Nad Radosławem Piesiewiczem roztaczają się coraz ciemniejsze chmury, a na jaw zaczęła wypływać jego najpilniej strzeżona tajemnica. Tajemnica, o której w ogóle nie powinno być mowy. Robert Korzeniowski w rozmowie z nami podkreśla, że pensja prezesa PKOl-u powinna być “przedmiotem i publicznej informacji, i konsensusu zarządu”. A o działaniach Piesiewicza przed igrzyskami olimpijskimi mówi wprost — to jest takie nieuczciwe namawianie innych do poniesienia wydatków, licząc, że te podmioty się o tym nie dowiedzą. — To nie jest zgodne z fair play ani biznesowym, ani sportowym — słyszymy.
— Jeżeli informacje dotyczące pensji prezesa Piesiewicza się potwierdzą, to oznacza, że pan prezes Polskiego Komitetu Olimpijskiego zarabia więcej niż prezes Międzynarodowego Komitetu Olimpijskiego. Robi wrażenie, prawda? — pyta na naszych łamach Sławomir Nitras
O komentarz w sprawie Radosława Piesiewicza zapytaliśmy Roberta Korzeniowskiego. A ten już na początku mówi o "nieuczciwym namawianiu innych do poniesienia wydatków"
— Trzeba mierzyć siły na zamiary, wiedzieć, jakimi środkami się dysponuje i dopiero wtedy mówić, że na coś nas stać i co tak naprawdę możemy zrobić. A tu widzimy takie funkcjonowanie dworskie ponad miarę. To zawsze źle się kończy — nie ukrywa czterokrotny mistrz olimpijski
– Proszę pamiętać o jednej rzeczy: na końcu pan Piesiewicz przyszedł do Ministerstwa Sportu, powiedział, że mu zabrakło na stroje, i poprosił, żeby go wesprzeć w zakupie – powiedział w rozmowie z Magdaleną Rigamonti Sławomir Nitras, który przekazał na ten cel w ostatniej chwili ponad milion złotych. Co więcej, prezes PKOl miał zwrócić się do prezydenta Andrzeja Dudy i powiedzieć “panie prezydencie, a niech tam nam pan fundnie samoloty rządowe do Paryża”. O komentarz do najnowszych doniesień dotyczących Radosława Piesiewicza poprosiliśmy Roberta Korzeniowskiego, czterokrotnego mistrza olimpijskiego w chodzie sportowym. Ten nie ukrywa, że taka sytuacja “nie jest zgodna z fair play ani biznesowym, ani sportowym”.

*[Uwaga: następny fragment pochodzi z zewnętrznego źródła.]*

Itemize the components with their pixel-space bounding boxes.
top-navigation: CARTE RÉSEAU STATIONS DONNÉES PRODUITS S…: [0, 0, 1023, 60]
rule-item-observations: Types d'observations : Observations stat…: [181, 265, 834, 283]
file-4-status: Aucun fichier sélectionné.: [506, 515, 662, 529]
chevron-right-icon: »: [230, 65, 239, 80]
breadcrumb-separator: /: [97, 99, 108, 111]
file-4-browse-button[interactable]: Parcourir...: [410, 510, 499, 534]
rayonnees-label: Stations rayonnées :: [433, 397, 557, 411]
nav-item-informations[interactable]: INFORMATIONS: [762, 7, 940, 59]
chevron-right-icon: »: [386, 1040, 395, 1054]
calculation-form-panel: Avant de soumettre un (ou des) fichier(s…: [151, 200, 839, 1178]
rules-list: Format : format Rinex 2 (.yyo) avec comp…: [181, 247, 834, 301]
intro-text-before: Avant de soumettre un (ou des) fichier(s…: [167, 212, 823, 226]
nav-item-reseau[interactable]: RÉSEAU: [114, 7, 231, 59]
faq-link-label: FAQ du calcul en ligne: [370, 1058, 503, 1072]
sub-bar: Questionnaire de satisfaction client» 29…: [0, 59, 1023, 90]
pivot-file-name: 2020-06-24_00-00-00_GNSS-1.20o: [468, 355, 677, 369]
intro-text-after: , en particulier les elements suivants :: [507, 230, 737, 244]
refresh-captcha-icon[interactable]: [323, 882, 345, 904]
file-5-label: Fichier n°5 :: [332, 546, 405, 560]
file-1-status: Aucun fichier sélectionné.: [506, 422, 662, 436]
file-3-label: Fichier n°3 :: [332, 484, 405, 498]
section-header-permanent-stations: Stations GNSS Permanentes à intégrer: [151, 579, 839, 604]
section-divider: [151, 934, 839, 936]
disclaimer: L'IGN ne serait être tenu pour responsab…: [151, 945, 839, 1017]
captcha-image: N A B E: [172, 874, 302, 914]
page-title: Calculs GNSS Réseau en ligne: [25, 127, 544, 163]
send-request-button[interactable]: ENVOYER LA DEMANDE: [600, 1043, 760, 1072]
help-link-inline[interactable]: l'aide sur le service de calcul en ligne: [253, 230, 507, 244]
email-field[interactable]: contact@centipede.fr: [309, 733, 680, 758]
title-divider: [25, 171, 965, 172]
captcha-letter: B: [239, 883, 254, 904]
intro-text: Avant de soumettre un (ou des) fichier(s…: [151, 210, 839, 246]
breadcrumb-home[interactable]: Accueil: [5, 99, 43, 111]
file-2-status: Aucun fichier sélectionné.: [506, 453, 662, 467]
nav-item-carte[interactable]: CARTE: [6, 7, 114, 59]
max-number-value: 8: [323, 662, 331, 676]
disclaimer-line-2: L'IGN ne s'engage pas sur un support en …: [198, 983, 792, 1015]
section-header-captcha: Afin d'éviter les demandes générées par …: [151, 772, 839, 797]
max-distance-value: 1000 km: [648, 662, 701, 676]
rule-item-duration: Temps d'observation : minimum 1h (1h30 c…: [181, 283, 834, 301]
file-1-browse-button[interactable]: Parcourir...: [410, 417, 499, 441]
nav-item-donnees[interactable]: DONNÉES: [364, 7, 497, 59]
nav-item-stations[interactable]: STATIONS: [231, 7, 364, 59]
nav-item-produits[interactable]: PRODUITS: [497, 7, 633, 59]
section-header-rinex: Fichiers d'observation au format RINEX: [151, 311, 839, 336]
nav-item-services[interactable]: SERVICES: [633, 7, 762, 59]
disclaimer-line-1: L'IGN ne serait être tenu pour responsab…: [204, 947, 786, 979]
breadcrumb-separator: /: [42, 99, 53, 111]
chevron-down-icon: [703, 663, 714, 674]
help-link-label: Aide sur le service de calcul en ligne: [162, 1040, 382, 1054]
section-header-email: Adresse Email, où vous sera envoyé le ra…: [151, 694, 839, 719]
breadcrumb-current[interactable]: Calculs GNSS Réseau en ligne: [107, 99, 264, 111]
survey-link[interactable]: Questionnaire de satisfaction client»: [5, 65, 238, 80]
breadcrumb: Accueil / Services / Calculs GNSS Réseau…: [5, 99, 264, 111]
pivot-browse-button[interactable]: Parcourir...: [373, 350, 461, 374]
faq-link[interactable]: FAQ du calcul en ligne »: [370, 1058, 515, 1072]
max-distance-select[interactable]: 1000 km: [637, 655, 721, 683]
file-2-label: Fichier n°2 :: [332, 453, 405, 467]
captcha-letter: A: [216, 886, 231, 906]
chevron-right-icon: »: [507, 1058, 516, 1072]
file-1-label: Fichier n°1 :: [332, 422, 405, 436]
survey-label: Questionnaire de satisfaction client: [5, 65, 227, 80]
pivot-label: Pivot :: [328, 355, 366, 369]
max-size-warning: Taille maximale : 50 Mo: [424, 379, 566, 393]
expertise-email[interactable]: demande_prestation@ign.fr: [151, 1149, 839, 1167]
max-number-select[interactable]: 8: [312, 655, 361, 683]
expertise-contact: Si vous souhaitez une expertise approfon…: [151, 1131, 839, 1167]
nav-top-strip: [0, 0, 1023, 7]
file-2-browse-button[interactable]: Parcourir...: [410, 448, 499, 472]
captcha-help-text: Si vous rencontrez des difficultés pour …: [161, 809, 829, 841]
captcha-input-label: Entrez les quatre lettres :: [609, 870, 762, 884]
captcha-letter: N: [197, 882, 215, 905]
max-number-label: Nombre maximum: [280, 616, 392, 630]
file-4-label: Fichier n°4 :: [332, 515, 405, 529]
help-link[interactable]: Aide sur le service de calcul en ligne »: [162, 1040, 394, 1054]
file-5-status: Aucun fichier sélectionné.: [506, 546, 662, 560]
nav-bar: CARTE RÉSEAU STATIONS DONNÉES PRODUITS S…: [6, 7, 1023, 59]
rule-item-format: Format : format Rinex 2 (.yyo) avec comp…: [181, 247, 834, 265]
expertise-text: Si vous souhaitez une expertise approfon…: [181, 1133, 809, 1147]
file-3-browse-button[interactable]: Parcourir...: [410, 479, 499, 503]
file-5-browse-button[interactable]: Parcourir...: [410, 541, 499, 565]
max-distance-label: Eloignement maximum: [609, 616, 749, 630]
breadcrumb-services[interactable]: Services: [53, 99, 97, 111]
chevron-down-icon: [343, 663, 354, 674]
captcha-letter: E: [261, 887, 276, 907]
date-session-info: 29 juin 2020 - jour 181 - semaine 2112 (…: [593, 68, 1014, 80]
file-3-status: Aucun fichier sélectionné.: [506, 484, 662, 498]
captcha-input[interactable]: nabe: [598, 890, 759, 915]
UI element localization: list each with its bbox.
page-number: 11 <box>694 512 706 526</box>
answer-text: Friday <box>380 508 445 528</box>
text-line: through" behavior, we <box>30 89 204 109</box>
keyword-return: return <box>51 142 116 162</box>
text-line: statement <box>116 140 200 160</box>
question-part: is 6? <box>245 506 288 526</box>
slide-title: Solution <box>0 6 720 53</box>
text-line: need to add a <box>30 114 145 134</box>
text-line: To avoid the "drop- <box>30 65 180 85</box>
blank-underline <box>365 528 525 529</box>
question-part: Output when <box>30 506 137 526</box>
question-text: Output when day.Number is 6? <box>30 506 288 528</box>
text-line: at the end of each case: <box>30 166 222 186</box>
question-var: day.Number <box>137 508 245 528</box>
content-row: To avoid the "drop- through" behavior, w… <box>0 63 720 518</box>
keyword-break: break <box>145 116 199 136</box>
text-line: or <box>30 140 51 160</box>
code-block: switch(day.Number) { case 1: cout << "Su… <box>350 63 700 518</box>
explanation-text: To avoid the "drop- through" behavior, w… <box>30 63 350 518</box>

— To jest takie nieuczciwe namawianie innych do poniesienia wydatków, które jest niezasadne. W dodatku licząc na to, że te podmioty się o tym nie dowiedzą. Bo jeżeli chodzi o wydatki związane z przelotami, to zwracanie się do prezydenta o wsparcie tutaj oczywiście brzmi prestiżowo. Oczywiście, zdarzały się incydenty, gdy ktoś leciał z prezydentem, natomiast to nie miało charakteru rozwiązań systemowych. Na to zawsze były organizowane środki w porozumieniu, najczęściej z naszym narodowym przewoźnikiem — komentuje sytuację związaną z przelotem sportowców do Paryża Robert Korzeniowski.
Zobacz także: Nitras wszedł do ministerstwa i sprawdził, co zrobił PiS. Spore zaskoczenie
— Co do strojów, to jeżeli chwalimy się tym, że mamy podpisaną znakomitą umowę z jedną i drugą firmą sportową, odzieżową i nagle zwracamy się do ministerstwa o dofinansowanie, to też budzi poważne wątpliwości. W takim razie o co chodzi z tymi kontraktami? — zastanawia się wielokrotny mistrz olimpijski.
— I dlaczego jest tak źle, skoro jest aż tak dobrze, jak ogłasza prezes PKOl? Myślę, że ostatecznie też sponsorzy czy partnerzy PKOl powinni być wyprowadzeni z błędnego myślenia, że środki, które oni przeznaczali, w jakikolwiek sposób służyły przygotowaniu sportowców. Taką rolą nie jest statutowa misja PKOl-u, tylko jest to przygotowanie reprezentacji do wyjazdu i edukacja olimpijska, prowadzenie dyplomacji międzynarodowej. To są te działania i tutaj nie było wprost przełożenia. W związku z tym, te środki powinny pójść na przygotowanie wyjazdu, ubranie ekipy, zbadanie, jakie są bazy treningowe, za które tak naprawdę i tak płacą związki sportowe. Te środki powinny przynajmniej pójść na to, żeby te bazy treningowe pod Paryżem czy we Francji, gdziekolwiek by nie były, były częścią tej struktury wyjazdowej. Nie chcę tutaj wymyślać zadań, natomiast to brzmi jak takie chodzenie od punktu A do punktu B i C z nadzieją na to, że żaden z tych punktów nie skomunikuje się z drugim i że koniec końców nikt nie wystawi za to choćby nawet takiego moralnego rachunku. To nie jest zgodne z fair play ani biznesowym, ani sportowym — dodaje Robert Korzeniowski.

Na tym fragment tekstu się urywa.